A few weeks ago I went to a forum for everyone who holds a formal leadership position (mostly members of the myriad of committees) in the Texas Annual Conference of the United Methodist Church. The conversations were mostly interesting and fruitful, but I did notice one recurring theme that I found disappointing: most of the discussions of what it meant to be missional - a popular buzzword at this and other recent conference gatherings - were aimed primarily at how to get more people to come to our churches. The watch-word of the day was, "Why?"; indeed, that's the watch-word for the next four years in our conference. But the big "Why?" question that remains unexplored is why are the most interesting things we can think about to make our churches more 'missional' basically directed towards getting more 'butts in the pews'? We would be much more interesting and much more faithful if we concerned ourselves a little more with how we send our members out into the world than how we get more members in. And then, when we do actually get new members in the body, we can actually invite them to join us in doing something other than just expanding membership. Then last week I went to our conference United Methodist Women's fall festival, where I was invited to lead a 'focus group' about how that storied ministry could better reach out to youth and other young people. But most of the ideas that came up and generated excitement had to do with sometimes creative ways of getting youth and young people to one way or another come to their 'circles' or their churches. The thought was that if we could just get more young people to come to us, then we might be able to figure out what to do with and for them. Ideas included inviting local teens who like basketball to come play basketball on the church grounds, or to come to a free community meal and stick around for Bible study. I pointed out that these attempts at outreach were really more like 'in-reach', and challenged them to think about ways they could go out and meet youth on their home turf. Someone commented that youth who come to in-reaches like those listed above probably feel really awkward, and we made the connection that in legitimate outreach it would be the church who would have to surrender home field advantage and meet youth where they already are, and thus bear the bulk of the discomfort.

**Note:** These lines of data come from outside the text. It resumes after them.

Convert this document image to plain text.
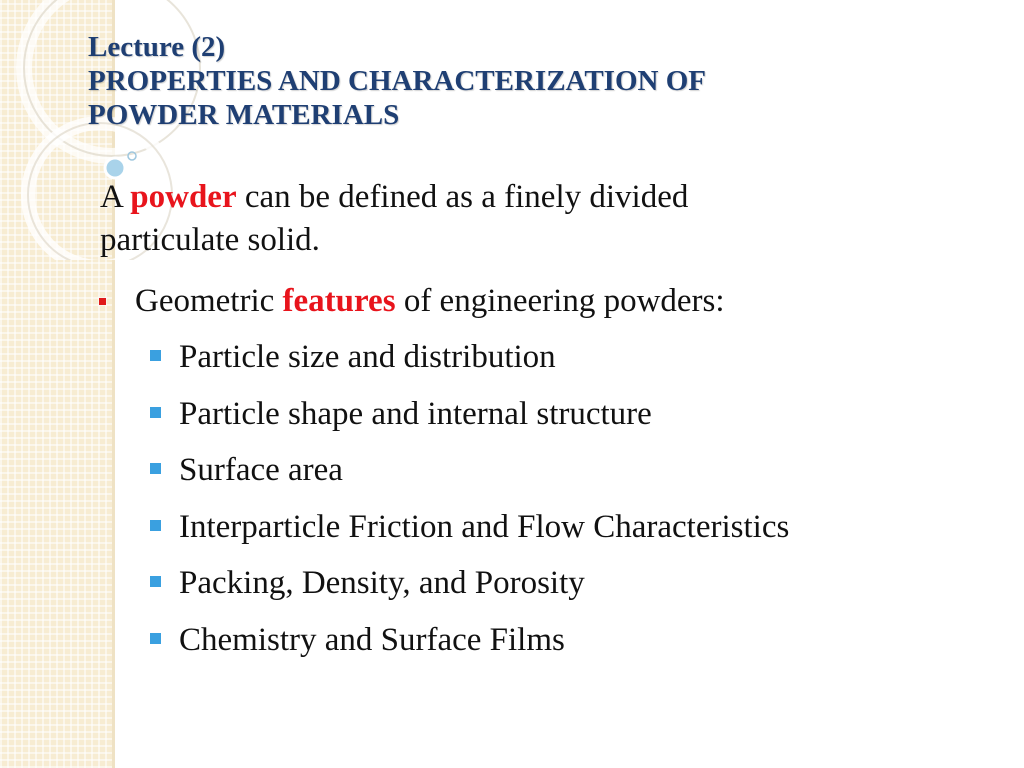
Lecture (2)
PROPERTIES AND CHARACTERIZATION OF
POWDER MATERIALS
A powder can be defined as a finely divided
particulate solid.
Geometric features of engineering powders:
Particle size and distribution
Particle shape and internal structure
Surface area
Interparticle Friction and Flow Characteristics
Packing, Density, and Porosity
Chemistry and Surface Films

Also within the last month, as if to remind me that this is not a distinctively Methodist problem, at an ecumenical, community-wide gathering the preacher's basic message was that Christians need to be more bold in their faith. How? By inviting their friends to church. Now hopefully when people come to church they hear Good News about God's great love and mercy, and about his bottomless grace. And hopefully when people come to church they hear the story of how God's love came down to save the world. But the teachers and preachers responsible for sharing that News and that Great Story in the context of a church worship service aren't the only ones allowed to tell people these things. Wouldn't it be so much more interesting if we encouraged Christians to really own and live out their faith among their friends and neighbors? And wouldn't their friends and neighbors be more likely to find the story of God and humanity more interesting if they initially heard about it from a peer instead of from some professional stranger who has no idea who they are? And think about this: if you hadn't heard this Story and didn't know this News, wouldn't it just seem odd to get invited to a place where the central activity is to sit and listen to a guy tell you that you need to invite more people to that place?
All of these stories share the same fundamental misconception about the kind of thing a church is. They all see church primarily as a place or an institution. If church is first of all thought of as a place or an institution, then people associated with that church will attempt to live out the church's mission within its geographical boundaries and institutional parameters. This is actually really comforting to such people, because it takes a huge load off their backs: they can think, "The church needs to do more _____," as if the church were some kind of reality external to themselves that they have basically no responsibility for. Or they can safely avoid risk, discomfort and awkwardness by staying within the safety and familiarity of literal and/or metaphorical church walls by doing outreach that is really more like what I've called in-reach. Or they can through inviting their friends to church take comfort in the idea that they are let off the hook for telling their friends the story of God's love for the world, because that's the preacher's job.
But the church is not primarily a place or an institution. The church is a people shaped by God's story and sent out to show and tell that story for all the world. If the church is more people-on-a-mission than place or institution, then when one realizes that the church needs to do something, they can't avoid a fair share of ownership of the problem and should thus be more motivated and empowered toward a change. If the church is more people-on-a-mission than place or institution, then risk, discomfort and awkwardness are things that all in the church will have to bear together as this people-on-a-mission bears God's love outside church walls to a hurting world. If the church is more people-on-a-mission than place or institution, then instead of the first 'evangelical' move being to invite people to come to a worship service at church, worship services can be about shaping pew-sitters into people who will go out and be the church for their friends and neighbors.
The primary point of church as place or institution is to get more people to come be members. But 'members' here is more analogous to members of a country club than members of a living body. But if the church was really that called out people-on-a-mission for God the Biblical metaphor of the living body of Christ (unified in its mission but diverse in its gift and activity) becomes a more sensible metaphor for our churches. And then, almost as if by accident, churches would actually have become the kind of thing worth inviting people to come and be a part of anyways - not just for a few hours a week, but in every waking moment of their lives.